Let me first start off by saying – by trade- industrial maintenance, electrical – just so I establish that I have somewhat of a clue lol.


I recently acquired another rig (about a month ago) and I corrected a couple of minor issues and redone the trolling motor setup.

I knew going into it that the batteries for the trolling system were about done as the previous owner told me he would only get maybe 4 hours out of them at 4-6 setting with the older terrova .


The components I used on this update were all brand new this April and were installed on my other boat paired with an XI5 without issue. I redone the battery compartment on the new rig and installed the batteries / replaced the charger with my newer unit.

Everything is nice and orderly, lol.

I haven’t had the opportunity until recently to put much time on the boat, and this is where I’m slightly puzzled.


While trolling recently (maybe 2 ½ - 3 hours in) the terrova was unable to maintain course heading. Prior to that it, was running at a 4 setting to control direction with the kicker providing the main propulsion without issue.

We hung it up on trolling and decided to do a little perching and the terrova wouldn’t stay in anchor mode for longer than 30-45 seconds before it would kick out.

The battery display indicator on the terrova also indicated dead batteries.


So upon returning home – I did a thorough inspection of the system. The only irregular thing I found (and still puzzles me) was battery 1 was at 9.78v while battery 2 was at 12.3 volts. I plugged in the charger system and verified that each bank was working correctly.
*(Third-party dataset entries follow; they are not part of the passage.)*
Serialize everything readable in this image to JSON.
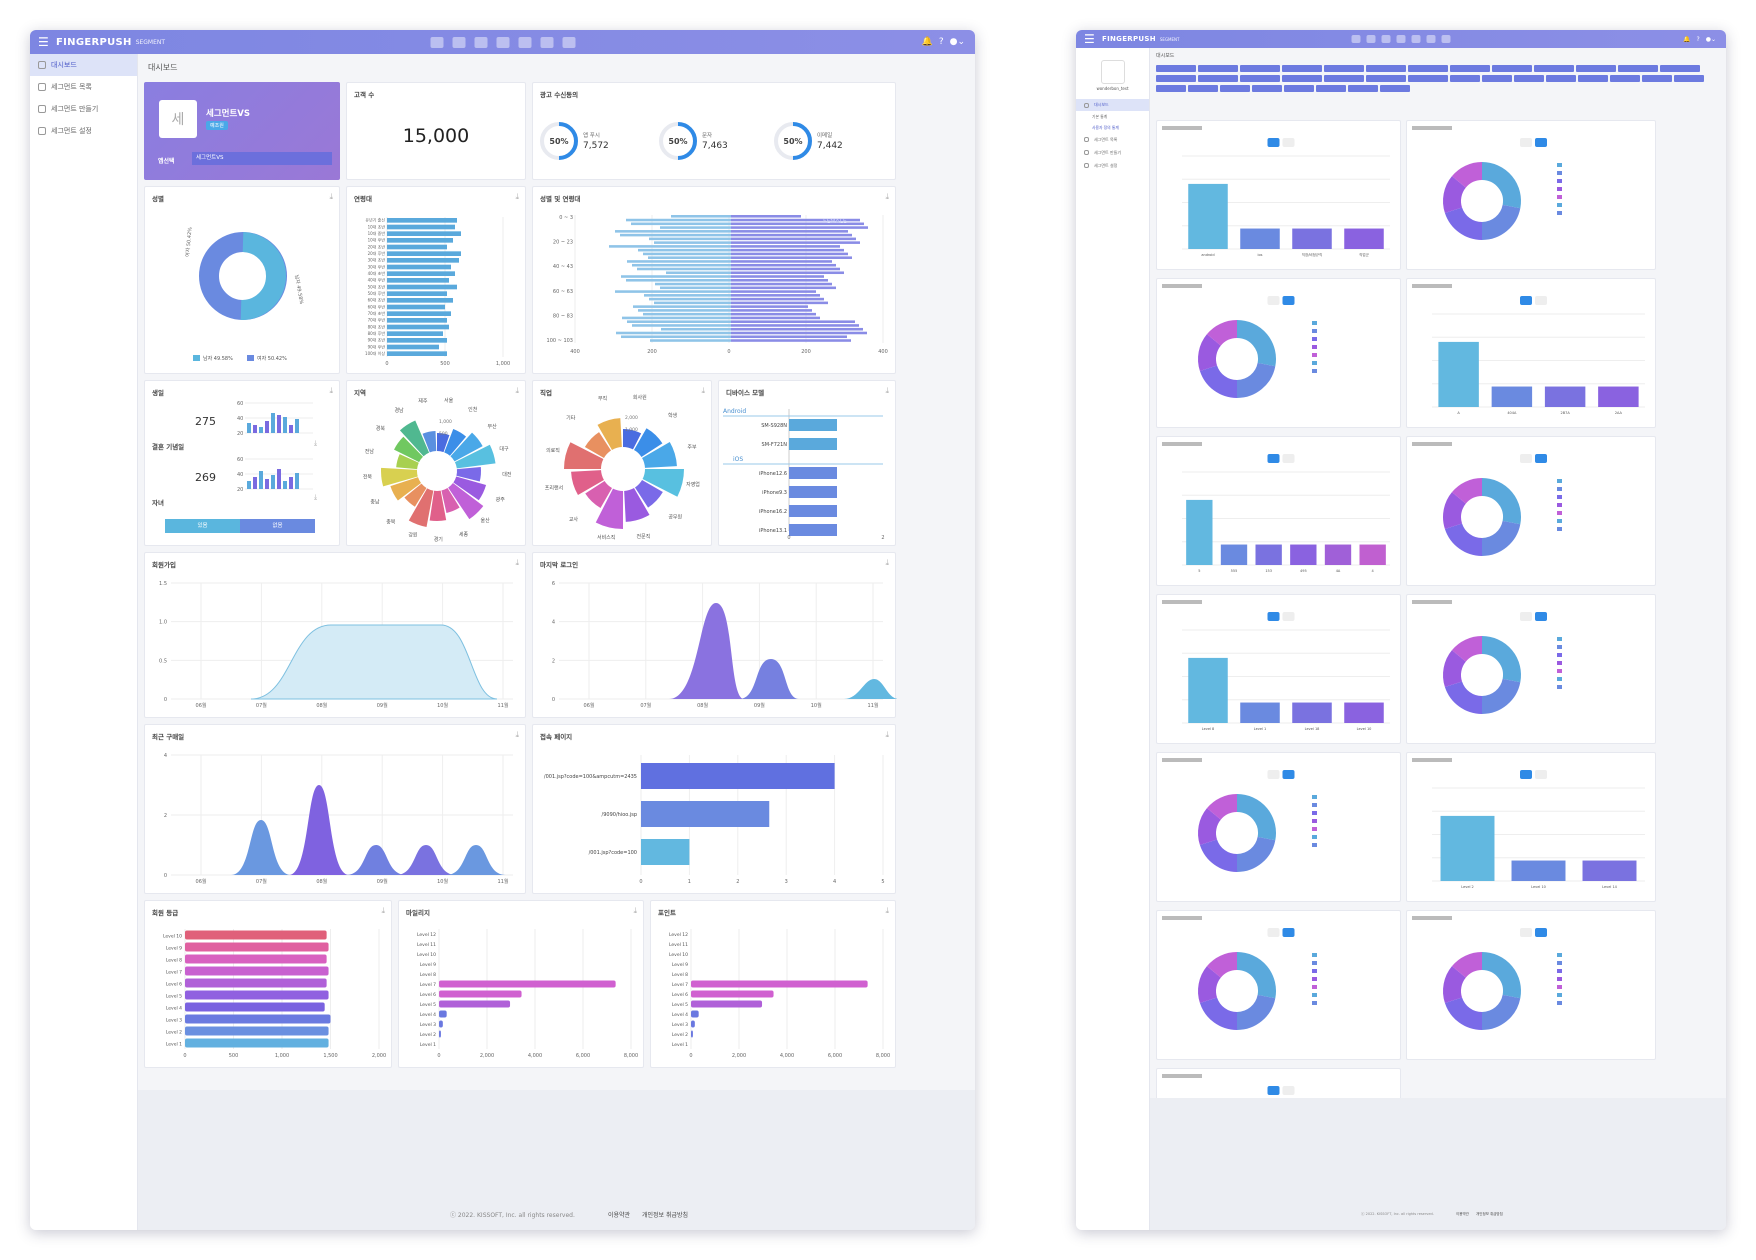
{
  "app": {
    "brand": "FINGERPUSH",
    "sub": "SEGMENT"
  },
  "sidebar": {
    "items": [
      "대시보드",
      "세그먼트 목록",
      "세그먼트 만들기",
      "세그먼트 설정"
    ]
  },
  "breadcrumb": "대시보드",
  "segment": {
    "icon_char": "세",
    "name": "세그먼트VS",
    "badge": "예조원",
    "select_label": "앱선택",
    "select_value": "세그먼트VS"
  },
  "customers": {
    "title": "고객 수",
    "value": "15,000"
  },
  "consent": {
    "title": "광고 수신동의",
    "items": [
      {
        "pct": "50%",
        "label": "앱 푸시",
        "value": "7,572"
      },
      {
        "pct": "50%",
        "label": "문자",
        "value": "7,463"
      },
      {
        "pct": "50%",
        "label": "이메일",
        "value": "7,442"
      }
    ]
  },
  "colors": {
    "blue": "#5aa9dc",
    "violet": "#6f6fe0",
    "purple": "#7f5fe0",
    "red": "#e0607a",
    "magenta": "#d060d0",
    "header": "#8088e4"
  },
  "gender": {
    "title": "성별",
    "legend": [
      {
        "label": "남자 49.58%",
        "color": "#5ab6de"
      },
      {
        "label": "여자 50.42%",
        "color": "#6a8ae0"
      }
    ],
    "left_label": "여자 50.42%",
    "right_label": "남자 49.58%"
  },
  "age": {
    "title": "연령대",
    "labels": [
      "유년기 출신",
      "10대 초반",
      "10대 중반",
      "10대 후반",
      "20대 초반",
      "20대 후반",
      "30대 초반",
      "30대 후반",
      "40대 초반",
      "40대 후반",
      "50대 초반",
      "50대 후반",
      "60대 초반",
      "60대 후반",
      "70대 초반",
      "70대 후반",
      "80대 초반",
      "80대 후반",
      "90대 초반",
      "90대 후반",
      "100대 이상"
    ],
    "ticks": [
      "0",
      "500",
      "1,000"
    ]
  },
  "gender_age": {
    "title": "성별 및 연령대",
    "ylabels": [
      "0 ~ 3",
      "20 ~ 23",
      "40 ~ 43",
      "60 ~ 63",
      "80 ~ 83",
      "100 ~ 103"
    ],
    "xlabels": [
      "400",
      "200",
      "0",
      "200",
      "400"
    ],
    "series_label": "FEMALE"
  },
  "birthday": {
    "title": "생일",
    "value": "275",
    "ticks": [
      "60",
      "40",
      "20"
    ]
  },
  "anniversary": {
    "title": "결혼 기념일",
    "value": "269"
  },
  "children": {
    "title": "자녀",
    "yes": "있음",
    "no": "없음"
  },
  "region": {
    "title": "지역",
    "labels": [
      "서울",
      "인천",
      "부산",
      "대구",
      "대전",
      "광주",
      "울산",
      "세종",
      "경기",
      "강원",
      "충북",
      "충남",
      "전북",
      "전남",
      "경북",
      "경남",
      "제주"
    ],
    "ticks": [
      "1,000",
      "500"
    ]
  },
  "job": {
    "title": "직업",
    "labels": [
      "회사원",
      "학생",
      "주부",
      "자영업",
      "공무원",
      "전문직",
      "서비스직",
      "교사",
      "프리랜서",
      "의료직",
      "기타",
      "무직"
    ],
    "ticks": [
      "2,000",
      "1,000"
    ]
  },
  "device": {
    "title": "디바이스 모델",
    "groups": [
      {
        "os": "Android",
        "items": [
          "SM-S928N",
          "SM-F721N"
        ]
      },
      {
        "os": "iOS",
        "items": [
          "iPhone12.6",
          "iPhone9.3",
          "iPhone16.2",
          "iPhone13.1"
        ]
      }
    ],
    "ticks": [
      "0",
      "2"
    ]
  },
  "signup": {
    "title": "회원가입",
    "yticks": [
      "1.5",
      "1.0",
      "0.5",
      "0"
    ],
    "xticks": [
      "06월",
      "07월",
      "08월",
      "09월",
      "10월",
      "11월"
    ]
  },
  "lastlogin": {
    "title": "마지막 로그인",
    "yticks": [
      "6",
      "4",
      "2",
      "0"
    ],
    "xticks": [
      "06월",
      "07월",
      "08월",
      "09월",
      "10월",
      "11월"
    ]
  },
  "purchase": {
    "title": "최근 구매일",
    "yticks": [
      "4",
      "2",
      "0"
    ],
    "xticks": [
      "06월",
      "07월",
      "08월",
      "09월",
      "10월",
      "11월"
    ]
  },
  "pages": {
    "title": "접속 페이지",
    "items": [
      {
        "label": "/001.jsp?code=100&ampcutm=2435",
        "value": 4
      },
      {
        "label": "/9090/hioo.jsp",
        "value": 2.65
      },
      {
        "label": "/001.jsp?code=100",
        "value": 1
      }
    ],
    "ticks": [
      "0",
      "1",
      "2",
      "3",
      "4",
      "5"
    ]
  },
  "grade": {
    "title": "회원 등급",
    "labels": [
      "Level 10",
      "Level 9",
      "Level 8",
      "Level 7",
      "Level 6",
      "Level 5",
      "Level 4",
      "Level 3",
      "Level 2",
      "Level 1"
    ],
    "ticks": [
      "0",
      "500",
      "1,000",
      "1,500",
      "2,000"
    ]
  },
  "mileage": {
    "title": "마일리지",
    "labels": [
      "Level 12",
      "Level 11",
      "Level 10",
      "Level 9",
      "Level 8",
      "Level 7",
      "Level 6",
      "Level 5",
      "Level 4",
      "Level 3",
      "Level 2",
      "Level 1"
    ],
    "ticks": [
      "0",
      "2,000",
      "4,000",
      "6,000",
      "8,000"
    ]
  },
  "point": {
    "title": "포인트",
    "labels": [
      "Level 12",
      "Level 11",
      "Level 10",
      "Level 9",
      "Level 8",
      "Level 7",
      "Level 6",
      "Level 5",
      "Level 4",
      "Level 3",
      "Level 2",
      "Level 1"
    ],
    "ticks": [
      "0",
      "2,000",
      "4,000",
      "6,000",
      "8,000"
    ]
  },
  "footer": {
    "copy": "ⓒ 2022. KISSOFT, Inc. all rights reserved.",
    "terms": "이용약관",
    "privacy": "개인정보 취급방침"
  },
  "w2": {
    "breadcrumb": "대시보드",
    "user": "wonderbon_test",
    "sub_items": [
      "기본 통계",
      "사용자 정의 통계"
    ],
    "footer_copy": "ⓒ 2022. KISSOFT, Inc. all rights reserved.",
    "terms": "이용약관",
    "privacy": "개인정보 취급방침",
    "bar_xlabels": [
      [
        "android",
        "ios",
        "직장/비정규직",
        "직업군"
      ],
      [
        "A",
        "404A",
        "2B7A",
        "2AA"
      ],
      [
        "5",
        "555",
        "153",
        "495",
        "4A",
        "4"
      ],
      [
        "Level 8",
        "Level 1",
        "Level 18",
        "Level 10"
      ],
      [
        "Level 2",
        "Level 10",
        "Level 14"
      ],
      [
        "Level 6",
        "Level 2",
        "Level 17",
        "Level 22"
      ]
    ]
  }
}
Both batteries came up and charged correctly and holding, which if a plate had broken in the batt. 1 I would not see it come up to full charge and display a lower voltage.


When this system was paired with the XI5 on the other boat, there were 0 issues and you could troll and anchor mode without issue for 8-10 hours easy.

I’m considering swapping out the terrova for the XI5 as that’s the only variable I can think of, that the Terrova may have an issue?

I’m open to discussion / opinions.


Thank You


----------



## bustedrod (May 13, 2015)

to help get a hydrometer , check each cell for its specific gravity. I have had new batts go bad. good luck


----------



## leeabu (Apr 10, 2004)

Can a plate in the one battery be warping only under load and shorting out. Should be able to hook a voltmeter to it under load and see if it drops.


----------



## 1977 walleye guy (Mar 11, 2006)

Update:
So after a little more research and testing.
Based on a another thread on an engineering site - I moved swapped the battery locations ( 1to2 , 2 to 1) and kept the charger banks the same.
After charging and letting the batteries stabilize ( rest for 8 hours) Battery 1 13.0 volts even and Battery 2 - 13.68 volts.
This already was a bit of a red flag that the battery was failing.
Had the opportunity to run the rig last night (bite was slow but picked a limit of eyes) and almost immediately battery 1 dropped to 9.5 volts.
So I'm convinced that battery I has some internal problem.
Shame but it happens
Hope this helps someone in the future.


----------



## Shortdrift (Apr 5, 2004)

Dead cel


----------



## 1977 walleye guy (Mar 11, 2006)

Shortdrift said:


> Dead cel


Yes sir!


----------